Labor’s bold new ‘announceable’ wasn’t worth the paper it was written on.
So Labor has been feeling the pressure to come up with a plan to “fix the housing crisis.”
That’s the problem with having control of the Federal parliament and all the states. You’ve got no one to blame.
For decades we’ve kicked it between the state and federal level, with each blaming the other. Now it’s Labor either way you look so… expect more blame to be headed the local government way.
And last week Labor came up with a plan. But in pure Canberra style it was nothing buy hype, scam and pipe dreams.
The plan – which made for a wonderful headline – was to build 1.2m homes over the next five years.
What’s not to like about that?
Well for starters, the government isn’t going to be doing any of the building. That’s still left to the states to plan and the private developers to deliver.
So what we have is a plan to ‘facilitate’ all that construction?
Is there money on the table? Sort of. If the states get it done, then they get money on the other side of it.
(Tomorrow, tomorrow.)
But there’s still no real way forward here.
1.2m over five years is 240,000 homes a year.
We’ve only produced anywhere near that amount when we were slapping up highrises in Melbourne, and even then we only produced 230,000.
And it’s actually worse than that, because a lot of completions are on knockdowns – so you can probably shave that number back at least 15%.
At any rate, what Labor’s plan calls for is a record level of construction next year… and the year after that, and the year after that, for five years.
That’s nothing but a pipe dream.
At a time when builders are collapsing all over the place, financing is getting harder to come by, and buyers are getting scared off by rate hikes.
Seriously, how is that happening?
Tim Lawless at Corelogic reckons it’s got Buckley’s chance:
“We’ve never built that many homes in a five-year period in the past and arguably over the next few years at least, it will be a real challenge”.
“Housing approvals are already below average and not showing any signs of improving.

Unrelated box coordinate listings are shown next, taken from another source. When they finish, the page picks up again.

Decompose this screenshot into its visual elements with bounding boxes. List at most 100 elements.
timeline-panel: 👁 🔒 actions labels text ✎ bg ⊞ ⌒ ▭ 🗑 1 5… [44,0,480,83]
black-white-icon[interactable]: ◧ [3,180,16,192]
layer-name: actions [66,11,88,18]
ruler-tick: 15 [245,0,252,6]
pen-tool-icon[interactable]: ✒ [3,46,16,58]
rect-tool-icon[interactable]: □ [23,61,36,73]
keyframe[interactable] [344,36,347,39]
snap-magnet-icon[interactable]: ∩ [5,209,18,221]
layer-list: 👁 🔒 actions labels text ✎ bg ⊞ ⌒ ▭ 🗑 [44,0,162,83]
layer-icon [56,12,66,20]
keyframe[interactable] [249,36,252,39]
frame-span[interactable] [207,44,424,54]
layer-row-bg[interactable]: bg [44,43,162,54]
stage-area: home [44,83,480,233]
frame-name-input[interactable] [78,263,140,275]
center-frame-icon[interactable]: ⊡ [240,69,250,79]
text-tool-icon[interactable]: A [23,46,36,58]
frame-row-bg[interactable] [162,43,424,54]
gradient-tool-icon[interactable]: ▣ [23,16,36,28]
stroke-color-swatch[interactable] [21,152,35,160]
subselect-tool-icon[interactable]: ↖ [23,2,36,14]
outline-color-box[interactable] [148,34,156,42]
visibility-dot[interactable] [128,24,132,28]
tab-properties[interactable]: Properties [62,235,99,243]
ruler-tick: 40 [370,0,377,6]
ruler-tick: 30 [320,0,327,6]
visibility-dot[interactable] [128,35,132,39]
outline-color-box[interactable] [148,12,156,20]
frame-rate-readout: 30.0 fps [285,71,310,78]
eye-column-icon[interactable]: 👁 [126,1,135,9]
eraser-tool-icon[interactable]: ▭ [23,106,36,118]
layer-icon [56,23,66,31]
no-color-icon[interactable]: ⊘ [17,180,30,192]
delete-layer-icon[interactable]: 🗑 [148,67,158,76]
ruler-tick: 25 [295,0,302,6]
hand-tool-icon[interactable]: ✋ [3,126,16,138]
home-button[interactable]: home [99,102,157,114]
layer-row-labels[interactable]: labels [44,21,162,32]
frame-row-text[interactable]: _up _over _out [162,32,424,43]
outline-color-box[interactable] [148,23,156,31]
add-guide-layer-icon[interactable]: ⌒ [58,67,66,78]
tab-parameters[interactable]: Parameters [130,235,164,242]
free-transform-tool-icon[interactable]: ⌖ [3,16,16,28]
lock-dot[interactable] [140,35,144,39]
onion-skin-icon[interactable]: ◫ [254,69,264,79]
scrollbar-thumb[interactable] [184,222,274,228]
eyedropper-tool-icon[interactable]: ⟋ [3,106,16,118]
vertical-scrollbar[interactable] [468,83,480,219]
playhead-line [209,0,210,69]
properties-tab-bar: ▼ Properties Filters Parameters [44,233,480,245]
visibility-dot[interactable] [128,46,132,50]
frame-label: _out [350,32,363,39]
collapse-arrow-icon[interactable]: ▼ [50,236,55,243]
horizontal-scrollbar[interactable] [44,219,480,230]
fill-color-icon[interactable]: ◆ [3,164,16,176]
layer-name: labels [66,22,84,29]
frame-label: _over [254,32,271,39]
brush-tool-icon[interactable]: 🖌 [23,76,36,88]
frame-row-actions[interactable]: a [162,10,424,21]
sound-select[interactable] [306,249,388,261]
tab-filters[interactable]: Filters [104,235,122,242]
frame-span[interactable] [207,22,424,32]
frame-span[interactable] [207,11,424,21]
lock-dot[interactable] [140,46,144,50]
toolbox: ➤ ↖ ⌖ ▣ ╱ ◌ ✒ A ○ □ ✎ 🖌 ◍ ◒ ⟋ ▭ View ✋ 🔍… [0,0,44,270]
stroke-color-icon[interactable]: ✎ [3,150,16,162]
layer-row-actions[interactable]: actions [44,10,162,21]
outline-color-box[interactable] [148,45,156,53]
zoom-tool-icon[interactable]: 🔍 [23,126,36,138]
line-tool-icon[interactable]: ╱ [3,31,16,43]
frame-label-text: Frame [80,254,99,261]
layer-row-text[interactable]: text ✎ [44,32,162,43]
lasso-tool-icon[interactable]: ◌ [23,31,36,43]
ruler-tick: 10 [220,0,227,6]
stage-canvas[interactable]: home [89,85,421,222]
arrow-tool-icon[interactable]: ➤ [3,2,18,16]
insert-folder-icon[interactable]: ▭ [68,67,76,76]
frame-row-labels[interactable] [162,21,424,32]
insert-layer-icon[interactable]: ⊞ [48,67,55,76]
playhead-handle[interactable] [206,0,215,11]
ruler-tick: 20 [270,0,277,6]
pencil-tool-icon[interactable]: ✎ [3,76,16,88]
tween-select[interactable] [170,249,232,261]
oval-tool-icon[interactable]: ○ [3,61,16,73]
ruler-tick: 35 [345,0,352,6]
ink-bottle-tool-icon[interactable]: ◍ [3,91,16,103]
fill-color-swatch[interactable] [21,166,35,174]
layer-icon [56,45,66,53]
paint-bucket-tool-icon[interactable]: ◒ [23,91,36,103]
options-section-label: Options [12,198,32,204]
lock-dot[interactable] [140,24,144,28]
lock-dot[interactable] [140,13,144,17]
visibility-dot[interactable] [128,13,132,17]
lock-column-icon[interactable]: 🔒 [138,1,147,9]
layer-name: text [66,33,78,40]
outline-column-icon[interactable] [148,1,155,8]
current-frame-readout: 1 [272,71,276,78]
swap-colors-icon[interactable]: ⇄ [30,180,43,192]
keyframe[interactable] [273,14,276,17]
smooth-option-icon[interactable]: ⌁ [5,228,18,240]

Construction costs remained high and there’s still an ongoing shortage of skilled workers to build these homes”.
“So there are many foundational factors that need to be fixed before we can start ramping up housing construction, and that will take some time”.
“Even at the height of the construction boom during the five years to December 2019, only 1.086 million dwellings were delivered”.
There is no way.
And what it means is that we can bank on the housing crisis going from bad to worse over the next five years.
There will remain a shortage of rentals and a shortage of places to buy.
And prices will just keep going up and up and up.
JG.
Rita Gorlato says
Hi JG,
Please concentrate on a solution, we know the problem. Surely with your vast experience and the fabulous property community you reach, someone, somewhere out there can make some sense.
What about all the social housing currently boarded up, on large blocks of land.
The infrastructure is in place. Cosmetic reno the existing house, subdivide the land and construct kit homes. Am I missing something?